Some readers will no doubt have watched the 1990 movie, Awakenings starring Robin Williams and Robert de Niro, about a group of patients who had suffered a form of encephalitis and survived, only to be permanently in a state of reduced awareness and responsiveness. The movie was based on a book by the famous neurologist, Oliver Sacks, and explores the potential use of a new treatment for these patients. In his memoir of the same name, Sacks was referring to the possible beneficial effects of L-DOPA, a medication that is first-line treatment for Parkinson’s Disease. That book was written 40 years ago, so what have we learnt since then about this condition?

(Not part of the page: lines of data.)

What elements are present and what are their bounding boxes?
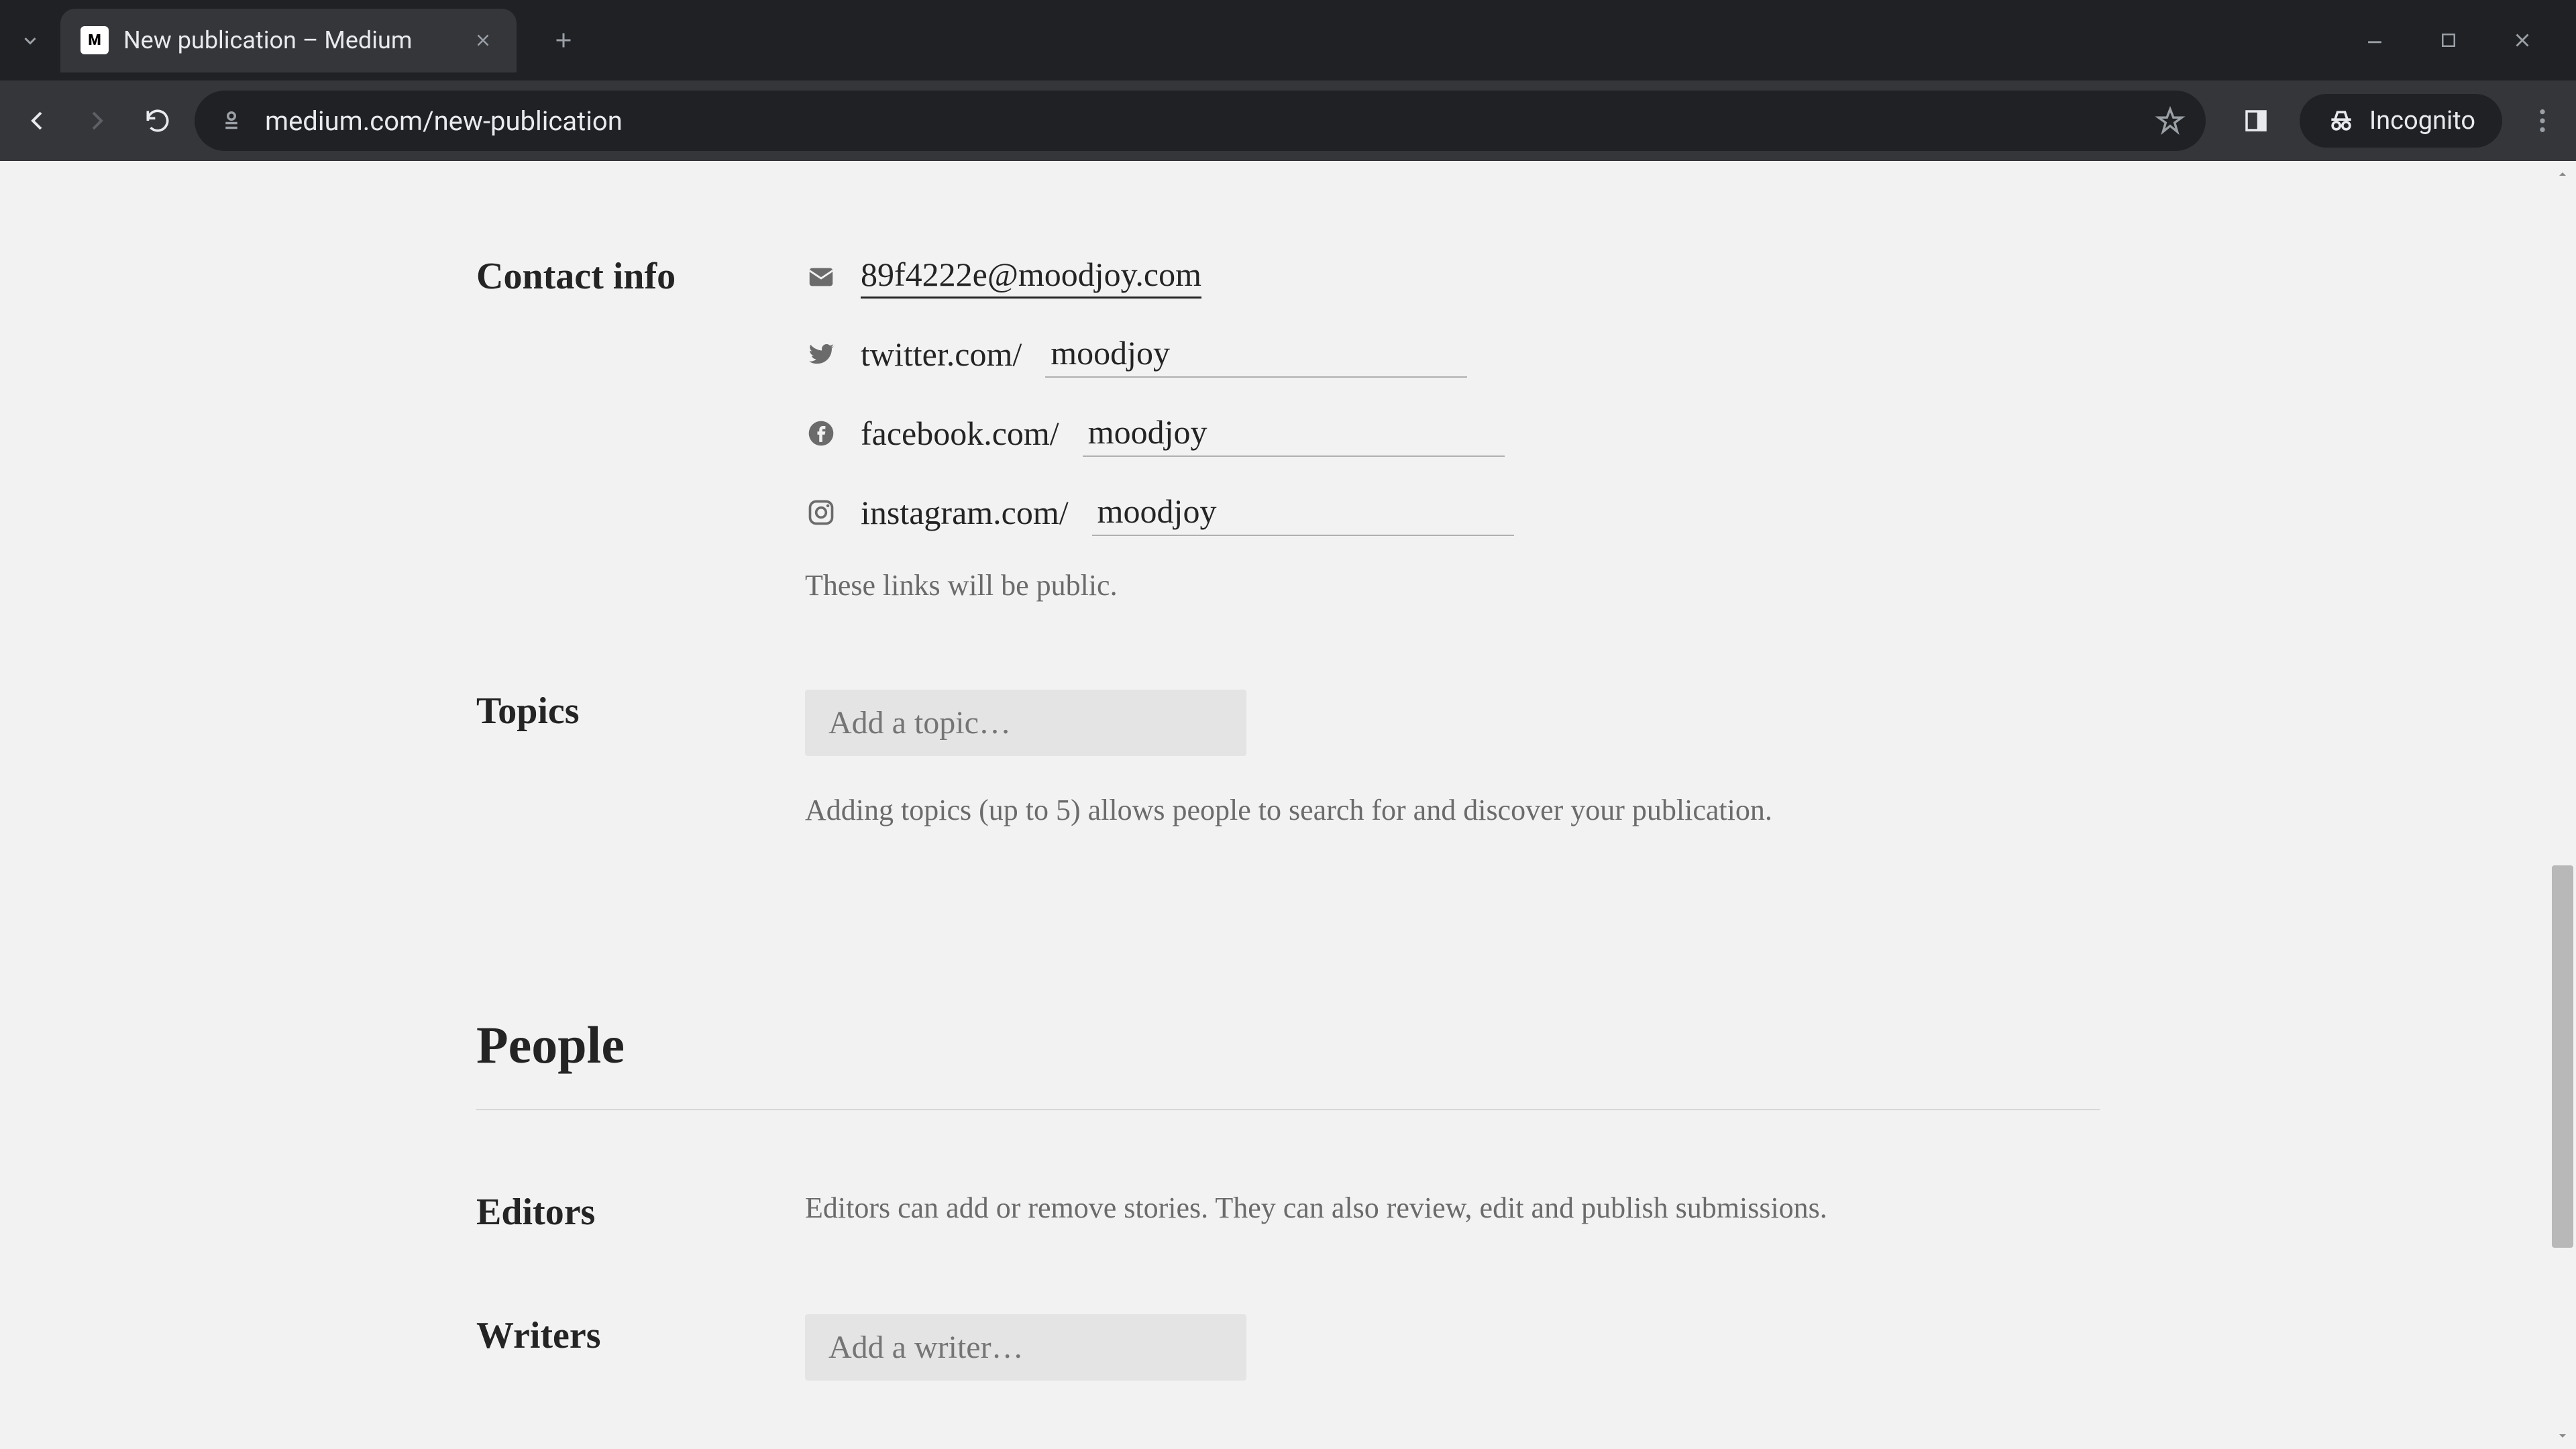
forward-button[interactable] xyxy=(74,97,121,144)
writers-section: Writers xyxy=(241,1314,2334,1381)
scrollbar-up-icon[interactable] xyxy=(2549,161,2576,188)
minimize-icon[interactable] xyxy=(2361,27,2388,54)
close-window-icon[interactable] xyxy=(2509,27,2536,54)
side-panel-icon[interactable] xyxy=(2233,97,2279,144)
tab-search-dropdown[interactable] xyxy=(10,20,50,60)
back-button[interactable] xyxy=(13,97,60,144)
url-text: medium.com/new-publication xyxy=(265,105,2138,137)
contact-info-heading: Contact info xyxy=(241,255,805,602)
incognito-badge[interactable]: Incognito xyxy=(2300,94,2502,148)
editors-description: Editors can add or remove stories. They … xyxy=(805,1191,2334,1225)
browser-tab[interactable]: M New publication – Medium xyxy=(60,9,517,72)
chrome-menu-icon[interactable] xyxy=(2522,101,2563,141)
instagram-username-input[interactable] xyxy=(1092,489,1514,536)
bookmark-star-icon[interactable] xyxy=(2155,105,2186,136)
facebook-prefix: facebook.com/ xyxy=(861,414,1059,453)
editors-heading: Editors xyxy=(241,1191,805,1234)
contact-email-link[interactable]: 89f4222e@moodjoy.com xyxy=(861,255,1201,299)
close-tab-icon[interactable] xyxy=(470,27,496,54)
contact-links-note: These links will be public. xyxy=(805,568,2334,602)
facebook-icon xyxy=(805,417,837,449)
twitter-username-input[interactable] xyxy=(1045,331,1467,378)
topics-help-text: Adding topics (up to 5) allows people to… xyxy=(805,793,2334,827)
tab-title: New publication – Medium xyxy=(123,26,455,54)
editors-section: Editors Editors can add or remove storie… xyxy=(241,1191,2334,1234)
toolbar-right: Incognito xyxy=(2219,94,2563,148)
people-divider xyxy=(476,1109,2100,1110)
people-heading: People xyxy=(241,1015,2334,1075)
page-content: Contact info 89f4222e@moodjoy.com twitte… xyxy=(241,161,2334,1381)
contact-email-row: 89f4222e@moodjoy.com xyxy=(805,255,2334,299)
add-writer-input[interactable] xyxy=(805,1314,1246,1381)
instagram-prefix: instagram.com/ xyxy=(861,493,1069,532)
incognito-icon xyxy=(2326,106,2356,136)
window-controls xyxy=(2361,0,2576,80)
reload-button[interactable] xyxy=(134,97,181,144)
email-icon xyxy=(805,261,837,293)
medium-favicon-icon: M xyxy=(80,26,109,54)
maximize-icon[interactable] xyxy=(2435,27,2462,54)
contact-twitter-row: twitter.com/ xyxy=(805,331,2334,378)
site-info-icon[interactable] xyxy=(215,104,248,138)
topics-heading: Topics xyxy=(241,690,805,827)
browser-chrome: M New publication – Medium xyxy=(0,0,2576,161)
incognito-label: Incognito xyxy=(2369,106,2475,136)
new-tab-button[interactable] xyxy=(543,20,584,60)
page-viewport: Contact info 89f4222e@moodjoy.com twitte… xyxy=(0,161,2576,1449)
vertical-scrollbar[interactable] xyxy=(2549,161,2576,1449)
topics-section: Topics Adding topics (up to 5) allows pe… xyxy=(241,690,2334,827)
browser-toolbar: medium.com/new-publication Incognito xyxy=(0,80,2576,161)
twitter-prefix: twitter.com/ xyxy=(861,335,1022,374)
add-topic-input[interactable] xyxy=(805,690,1246,756)
address-bar[interactable]: medium.com/new-publication xyxy=(195,91,2206,151)
contact-instagram-row: instagram.com/ xyxy=(805,489,2334,536)
twitter-icon xyxy=(805,338,837,370)
writers-heading: Writers xyxy=(241,1314,805,1381)
scrollbar-down-icon[interactable] xyxy=(2549,1422,2576,1449)
scrollbar-thumb[interactable] xyxy=(2552,865,2573,1248)
instagram-icon xyxy=(805,496,837,529)
contact-info-section: Contact info 89f4222e@moodjoy.com twitte… xyxy=(241,255,2334,602)
facebook-username-input[interactable] xyxy=(1083,410,1505,457)
titlebar: M New publication – Medium xyxy=(0,0,2576,80)
contact-facebook-row: facebook.com/ xyxy=(805,410,2334,457)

In this issue of JNNP, Wijemanne and Jankovic have reviewed this topic and have provided an insightful update on this condition http://jnnp.bmj.com/content/86/8/825.full . As noted in their review, catatonia can occur in numerous conditions, both neurological and psychiatric, and it is no longer regarded purely as a form of schizophrenia. In addition, there are a number of systemic conditions in which it can occur including cardiovascular, renal and connective tissue disorders. It can also occur as an adverse reaction to numerous medications.

While the exact pathophysiology remains unclear, the role of changes in GABA neurotransmission have been explored in depth and Zolpidem, a GABA-agonist, has been suggested as a possible treatment. Electroconvulsive therapy (ECT) remains a very potent treatment for this condition and neuroleptic medications are also trialled in some patients. However, as noted in their review, the question of why this occurs remains unresolved and is a question for future research.

Scrub typhus: another treatable neurological infection

3 Jul, 15 | by Arun Krishnan, Web Editor

Infectious diseases of the nervous system are an evolving and extremely interesting area of neurology. There always seems to be a new infection on the horizon and this means that neurologists constantly need to stay up-to-date on how these infections present clinically. Importantly, many are treatable and this means that you have to be on the ball to ensure that patients can receive early treatment with a reduction in long-term disability.

In this issue of JNNP, Misra et al from Lucknow in India have presented a comprehensive analysis of patients admitted to their institution in 2012-2013 who had been diagnosed with Scrub Typhus, a condition transmitted by a rickettsial organism that is usually spread by ticks, lice and fleas http://jnnp.bmj.com/content/86/7/761.abstract. There are certain areas of the world where this organism is endemic, including India, Pakistan, Russia, Japan and Australia.

Amazingly, the authors identified 38 cases in this short period of time and have provided a wonderful overview of how these patients present. Meningitis and encephalitis are common presentations with patients often experiencing headache, fever and disorientation. The condition can also be life-threatening and some patients in this series were admitted to intensive care units with lung involvement or kidney failure. The most important aspect of this paper is that ~90% had a good response to antibiotic treatment with doxycycline. As suggested by the authors, scrub typhus should be included in a list of conditions that can cause encephalopathy with fever, particularly in patients who live in or who have travelled to areas where this condition is endemic.